Quando ouvimos falar de manufatura do tipo “empurrada” significa que ela produz para estoque e essa produção não se baseia em demanda real. A do tipo “empurrada” significa que ela produz baseada na demanda real. Na gestão da cadeia de suprimentos é importante refletirmos sôbre a utilidade da realização de processos entre esses dois modelos ou uma combinação deles.

Gerir uma Cadeia de Suprimentos é criar uma solução ou seja, “suprir” para atender um objetivo ou problema, ou seja, a “demanda”. Os modelos de manufatura mencionados  “empurrada” e “puxada” são opostas em termos de uma relação de oferta e procura. ”

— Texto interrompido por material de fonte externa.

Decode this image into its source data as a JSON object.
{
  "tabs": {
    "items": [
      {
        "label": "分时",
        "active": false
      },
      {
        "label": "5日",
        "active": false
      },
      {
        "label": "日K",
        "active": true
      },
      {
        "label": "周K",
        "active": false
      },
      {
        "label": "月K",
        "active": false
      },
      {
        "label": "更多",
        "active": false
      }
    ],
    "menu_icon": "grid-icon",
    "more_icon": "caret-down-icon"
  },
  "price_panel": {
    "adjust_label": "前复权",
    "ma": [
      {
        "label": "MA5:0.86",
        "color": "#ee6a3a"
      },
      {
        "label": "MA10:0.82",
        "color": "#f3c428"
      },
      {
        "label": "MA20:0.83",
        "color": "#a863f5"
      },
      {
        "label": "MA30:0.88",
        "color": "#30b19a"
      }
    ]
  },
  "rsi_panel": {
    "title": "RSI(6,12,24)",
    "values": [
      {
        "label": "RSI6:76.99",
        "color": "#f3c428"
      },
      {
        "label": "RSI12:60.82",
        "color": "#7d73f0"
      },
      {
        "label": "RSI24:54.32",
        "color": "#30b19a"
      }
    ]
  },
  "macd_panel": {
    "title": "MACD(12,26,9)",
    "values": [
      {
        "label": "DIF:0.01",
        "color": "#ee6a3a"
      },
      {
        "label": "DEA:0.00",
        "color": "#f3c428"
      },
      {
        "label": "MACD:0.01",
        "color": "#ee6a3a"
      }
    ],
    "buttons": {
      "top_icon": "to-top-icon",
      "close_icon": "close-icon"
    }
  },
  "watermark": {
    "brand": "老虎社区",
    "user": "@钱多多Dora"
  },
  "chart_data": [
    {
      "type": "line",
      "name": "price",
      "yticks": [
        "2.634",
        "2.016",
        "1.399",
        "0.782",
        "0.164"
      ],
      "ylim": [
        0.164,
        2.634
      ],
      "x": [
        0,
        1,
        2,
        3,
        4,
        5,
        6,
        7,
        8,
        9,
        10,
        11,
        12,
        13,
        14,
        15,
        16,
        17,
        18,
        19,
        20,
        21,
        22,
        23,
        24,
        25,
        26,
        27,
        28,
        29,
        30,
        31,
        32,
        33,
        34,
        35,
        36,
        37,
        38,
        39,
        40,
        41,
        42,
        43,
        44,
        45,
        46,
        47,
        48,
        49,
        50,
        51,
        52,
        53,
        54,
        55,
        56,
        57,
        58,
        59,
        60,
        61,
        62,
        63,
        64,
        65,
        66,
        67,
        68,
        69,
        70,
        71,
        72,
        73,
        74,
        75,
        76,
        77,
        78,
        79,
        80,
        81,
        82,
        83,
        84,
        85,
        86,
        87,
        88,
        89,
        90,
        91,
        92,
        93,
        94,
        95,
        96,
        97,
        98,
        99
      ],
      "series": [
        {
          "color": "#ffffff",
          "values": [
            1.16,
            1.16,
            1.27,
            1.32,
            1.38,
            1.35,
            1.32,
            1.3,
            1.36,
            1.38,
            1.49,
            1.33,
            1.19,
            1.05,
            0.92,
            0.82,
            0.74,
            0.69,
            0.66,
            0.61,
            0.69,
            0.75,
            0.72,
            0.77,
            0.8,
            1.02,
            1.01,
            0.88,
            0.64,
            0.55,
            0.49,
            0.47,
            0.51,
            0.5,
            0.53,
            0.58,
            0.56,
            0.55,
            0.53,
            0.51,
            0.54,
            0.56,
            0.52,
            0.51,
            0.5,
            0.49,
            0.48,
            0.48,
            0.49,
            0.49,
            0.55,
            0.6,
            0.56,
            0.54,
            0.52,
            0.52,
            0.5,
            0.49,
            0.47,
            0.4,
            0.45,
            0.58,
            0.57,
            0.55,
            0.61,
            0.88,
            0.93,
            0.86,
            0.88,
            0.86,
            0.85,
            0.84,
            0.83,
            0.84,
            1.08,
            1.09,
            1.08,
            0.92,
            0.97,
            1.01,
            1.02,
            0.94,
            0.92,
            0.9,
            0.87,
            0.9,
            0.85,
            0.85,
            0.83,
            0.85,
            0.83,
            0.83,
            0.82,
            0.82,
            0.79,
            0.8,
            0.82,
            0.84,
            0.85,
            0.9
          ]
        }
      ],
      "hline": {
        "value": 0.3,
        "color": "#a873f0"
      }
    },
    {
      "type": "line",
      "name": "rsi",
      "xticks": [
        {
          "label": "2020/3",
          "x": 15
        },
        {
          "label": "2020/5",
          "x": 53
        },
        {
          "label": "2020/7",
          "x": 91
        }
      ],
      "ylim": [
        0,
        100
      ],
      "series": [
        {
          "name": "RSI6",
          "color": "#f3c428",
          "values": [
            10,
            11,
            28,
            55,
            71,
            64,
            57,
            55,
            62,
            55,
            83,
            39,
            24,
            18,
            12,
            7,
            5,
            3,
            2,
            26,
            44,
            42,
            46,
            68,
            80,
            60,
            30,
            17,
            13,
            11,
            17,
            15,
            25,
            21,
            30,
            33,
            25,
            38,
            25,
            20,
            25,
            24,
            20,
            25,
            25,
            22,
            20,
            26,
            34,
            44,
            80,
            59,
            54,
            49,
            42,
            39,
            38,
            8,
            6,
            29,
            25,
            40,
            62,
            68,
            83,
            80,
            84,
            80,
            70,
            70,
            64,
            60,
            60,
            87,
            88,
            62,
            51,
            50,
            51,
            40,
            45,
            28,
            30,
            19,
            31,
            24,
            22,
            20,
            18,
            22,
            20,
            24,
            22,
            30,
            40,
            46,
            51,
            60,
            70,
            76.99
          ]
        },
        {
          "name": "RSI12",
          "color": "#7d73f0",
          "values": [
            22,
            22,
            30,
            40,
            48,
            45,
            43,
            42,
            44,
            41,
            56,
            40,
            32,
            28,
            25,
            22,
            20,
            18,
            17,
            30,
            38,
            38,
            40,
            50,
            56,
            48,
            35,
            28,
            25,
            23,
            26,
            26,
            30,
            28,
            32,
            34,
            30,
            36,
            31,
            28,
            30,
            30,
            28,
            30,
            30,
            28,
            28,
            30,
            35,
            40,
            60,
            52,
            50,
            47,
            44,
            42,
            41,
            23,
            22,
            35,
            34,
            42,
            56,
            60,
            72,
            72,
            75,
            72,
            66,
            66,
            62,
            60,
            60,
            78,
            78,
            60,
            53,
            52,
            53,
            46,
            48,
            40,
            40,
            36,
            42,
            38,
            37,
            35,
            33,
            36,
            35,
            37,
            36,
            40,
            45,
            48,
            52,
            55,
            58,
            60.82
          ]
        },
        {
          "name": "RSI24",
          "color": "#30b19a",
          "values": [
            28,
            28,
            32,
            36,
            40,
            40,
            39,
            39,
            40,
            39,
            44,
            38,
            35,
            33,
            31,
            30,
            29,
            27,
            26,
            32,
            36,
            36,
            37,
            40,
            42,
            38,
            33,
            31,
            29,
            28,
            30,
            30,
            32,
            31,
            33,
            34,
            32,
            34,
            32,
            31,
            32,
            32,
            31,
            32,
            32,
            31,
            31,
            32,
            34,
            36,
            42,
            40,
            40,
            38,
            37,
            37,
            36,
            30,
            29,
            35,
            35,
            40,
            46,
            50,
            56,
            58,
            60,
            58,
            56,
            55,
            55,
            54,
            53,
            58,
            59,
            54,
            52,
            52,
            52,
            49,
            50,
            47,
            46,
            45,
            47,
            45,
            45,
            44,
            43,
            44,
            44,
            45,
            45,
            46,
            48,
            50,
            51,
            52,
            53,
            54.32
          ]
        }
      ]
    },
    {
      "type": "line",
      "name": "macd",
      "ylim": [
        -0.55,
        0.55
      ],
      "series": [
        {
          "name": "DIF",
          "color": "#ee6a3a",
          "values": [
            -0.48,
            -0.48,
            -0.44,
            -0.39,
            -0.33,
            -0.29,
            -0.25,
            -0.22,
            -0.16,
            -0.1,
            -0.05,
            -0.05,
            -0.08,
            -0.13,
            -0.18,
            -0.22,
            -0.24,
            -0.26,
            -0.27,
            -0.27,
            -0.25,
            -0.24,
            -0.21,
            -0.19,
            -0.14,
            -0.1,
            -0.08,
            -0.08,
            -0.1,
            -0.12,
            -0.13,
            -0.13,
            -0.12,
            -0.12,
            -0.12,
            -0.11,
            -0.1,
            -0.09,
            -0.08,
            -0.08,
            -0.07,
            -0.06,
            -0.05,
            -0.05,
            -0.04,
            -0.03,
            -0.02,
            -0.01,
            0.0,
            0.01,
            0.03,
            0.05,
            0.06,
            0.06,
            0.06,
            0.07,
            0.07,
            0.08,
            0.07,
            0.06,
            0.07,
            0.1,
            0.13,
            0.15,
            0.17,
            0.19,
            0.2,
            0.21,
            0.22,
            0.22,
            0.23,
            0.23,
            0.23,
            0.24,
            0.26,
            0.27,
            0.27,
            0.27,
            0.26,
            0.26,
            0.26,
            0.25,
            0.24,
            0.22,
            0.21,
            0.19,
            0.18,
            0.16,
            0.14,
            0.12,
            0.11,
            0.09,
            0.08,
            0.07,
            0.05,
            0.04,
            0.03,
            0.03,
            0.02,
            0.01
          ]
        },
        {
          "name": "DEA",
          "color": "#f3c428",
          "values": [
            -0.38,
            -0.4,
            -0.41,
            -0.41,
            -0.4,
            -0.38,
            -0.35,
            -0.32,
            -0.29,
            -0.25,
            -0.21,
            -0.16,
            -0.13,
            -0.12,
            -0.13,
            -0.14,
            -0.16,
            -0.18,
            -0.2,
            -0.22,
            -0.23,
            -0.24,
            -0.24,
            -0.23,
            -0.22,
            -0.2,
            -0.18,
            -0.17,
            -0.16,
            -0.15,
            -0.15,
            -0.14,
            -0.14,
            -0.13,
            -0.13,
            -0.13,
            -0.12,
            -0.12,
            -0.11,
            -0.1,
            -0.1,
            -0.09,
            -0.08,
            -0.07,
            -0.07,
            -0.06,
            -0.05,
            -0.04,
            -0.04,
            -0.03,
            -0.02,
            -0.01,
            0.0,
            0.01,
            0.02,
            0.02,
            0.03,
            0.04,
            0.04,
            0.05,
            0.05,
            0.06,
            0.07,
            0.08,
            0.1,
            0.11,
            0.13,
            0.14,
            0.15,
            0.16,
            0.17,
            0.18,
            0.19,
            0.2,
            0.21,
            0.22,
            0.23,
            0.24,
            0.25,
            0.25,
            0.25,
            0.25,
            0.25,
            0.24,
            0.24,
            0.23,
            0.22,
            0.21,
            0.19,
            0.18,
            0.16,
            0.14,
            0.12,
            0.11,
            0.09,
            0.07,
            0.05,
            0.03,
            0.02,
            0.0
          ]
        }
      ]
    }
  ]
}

Uma das principais razões pelas quais a gestão da cadeia de suprimentos atualmente recebe tanta atenção é que a tecnologia da informação permite a mudança de um modelo de produção e vendas de negócios do tipo “empurrada” para “Puxada”. A “puxada” está baseada em um tipo de gestão da cadeia de abastecimento mais próximo da demanda, como Just-in-Time (JIT) e PCR
(Programa de Reposição Contínua) ou demanda real atribuída a processos posteriores.

Portanto, a “puxada” ao contrário da manufatura “empurrada” não produz para estoque e não se baseia na previsão da demanda. Enquanto o estoque é mantido a um mínimo, os produtos podem ser fornecidos com tempos de reposição curtos e em alta velocidade. Quando a manufatura “puxada” inicia suas operações de suprimento, desencadeadas pela demanda real, é como se fosse um elevador.

Um elevador começa quando uma tecla é pressionada, mesmo se houver apenas um passageiro. Por outro lado, a “empurrada” pode ser considerada como uma escada rolante. Uma escada rolante mantém fornecimento continuo (empurrado),
independentemente da existência de demanda real (passageiro). Além disso, a “empurrada” corresponde a um modelo para trens, ônibus e aviões onde a oferta (push) baseia-se na previsão de demanda por período de tempo e percurso. Pode haver
várias formas entre os modelos “empurrada” e “puxada” de acordo com as formas de estocar materiais, produtos em elaboração (WIP) e itens acabados e como lidar com a demanda real na gestão da cadeia de suprimentos.